No lo clasificaríamos como espiritismo, porque no existe contacto con muertos ni invocación de espíritus. Tampoco aparecen demonios propiamente dichos o pactos satánicos. Pero sí consideramos que existe un componente sobrenatural más oscuro relacionado con el alma, que merece ser señalado claramente a los padres.
La violencia también sube un escalón: látigos con púas que se clavan en la piel, heridas, golpes, asfixia, fuego, caídas y combates frecuentes. Sigue sin haber gore, pero algunas escenas pueden resultar intensas para lectores pequeños o sensibles.
Magia y robo del alma: el aspecto más importante
La magia vuelve a ocupar un lugar central, pero aquí adquiere un carácter bastante más oscuro.
Aduro continúa siendo el brujo positivo de la serie y Malvel representa la magia maligna. Aparecen poderes sobrenaturales, objetos mágicos, visiones y capacidades extraordinarias. El conocido mapa mágico de Tom sigue funcionando de manera sobrenatural y permite observar lugares y criaturas a distancia.
Sin embargo, la particularidad de esta entrega está en el poder de Arax, el ladrón de almas.

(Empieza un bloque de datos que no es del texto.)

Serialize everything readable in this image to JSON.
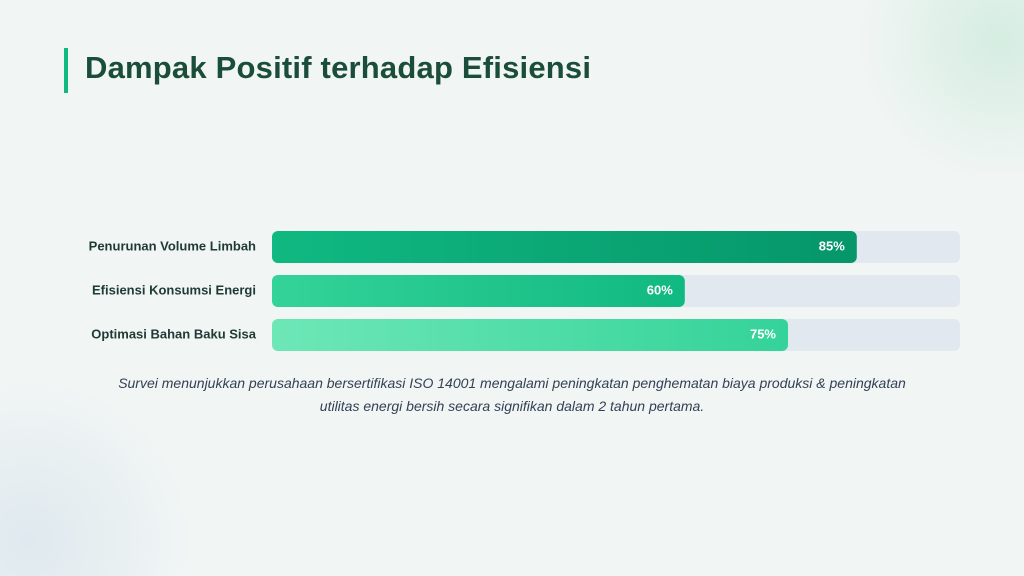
{
  "chart_data": {
    "type": "hbar",
    "title": "Dampak Positif terhadap Efisiensi",
    "categories": [
      "Penurunan Volume Limbah",
      "Efisiensi Konsumsi Energi",
      "Optimasi Bahan Baku Sisa"
    ],
    "values": [
      85,
      60,
      75
    ],
    "value_labels": [
      "85%",
      "60%",
      "75%"
    ],
    "colors": [
      [
        "#10b981",
        "#059669"
      ],
      [
        "#34d399",
        "#10b981"
      ],
      [
        "#6ee7b7",
        "#34d399"
      ]
    ],
    "track_color": "#e2e8f0",
    "xlim": [
      0,
      100
    ],
    "caption": "Survei menunjukkan perusahaan bersertifikasi ISO 14001 mengalami peningkatan penghematan biaya produksi & peningkatan utilitas energi bersih secara signifikan dalam 2 tahun pertama."
  }
}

No es únicamente un nombre llamativo: el robo del alma ocurre realmente dentro de las reglas fantásticas de la novela. Se explica que el ataque de la criatura puede despojar a una persona de aquello que hay de bueno en ella y provocar una profunda transformación de su comportamiento. De Aduro se afirma directamente que el ataque «lo ha dejado sin alma» y que la única manera de recuperar su bondad está relacionada con vencer a Arax.
También encontramos una representación visual de esa pérdida interior mediante una especie de humo sobrenatural que sale o entra en el cuerpo. En determinado momento este humo envuelve a Tom, lo asfixia y posteriormente penetra en él a través de una herida, devolviéndole aquello que anteriormente había perdido.
Este punto merece una distinción respecto a otros libros de la colección. En Ferno o Sepron hablábamos principalmente de magia coherente con un mundo fantástico. Aquí sigue siendo así, pero la utilización explícita del concepto de alma separable del cuerpo, robada y posteriormente restituida mediante un fenómeno sobrenatural acerca la historia a una fantasía espiritual más oscura. No es simplemente un dragón que escupe fuego o un mapa encantado.
Aun así, no aparecen Satanás ni demonios como seres propiamente dichos, ni culto demoníaco, sesiones espiritistas o comunicación con personas fallecidas. El vocabulario utiliza en ocasiones palabras como «diabólico» para describir la maldad —por ejemplo, «ojos diabólicos» o «juegos diabólicos»—, pero en esos casos funciona como calificativo de algo perverso, no como aparición literal del demonio.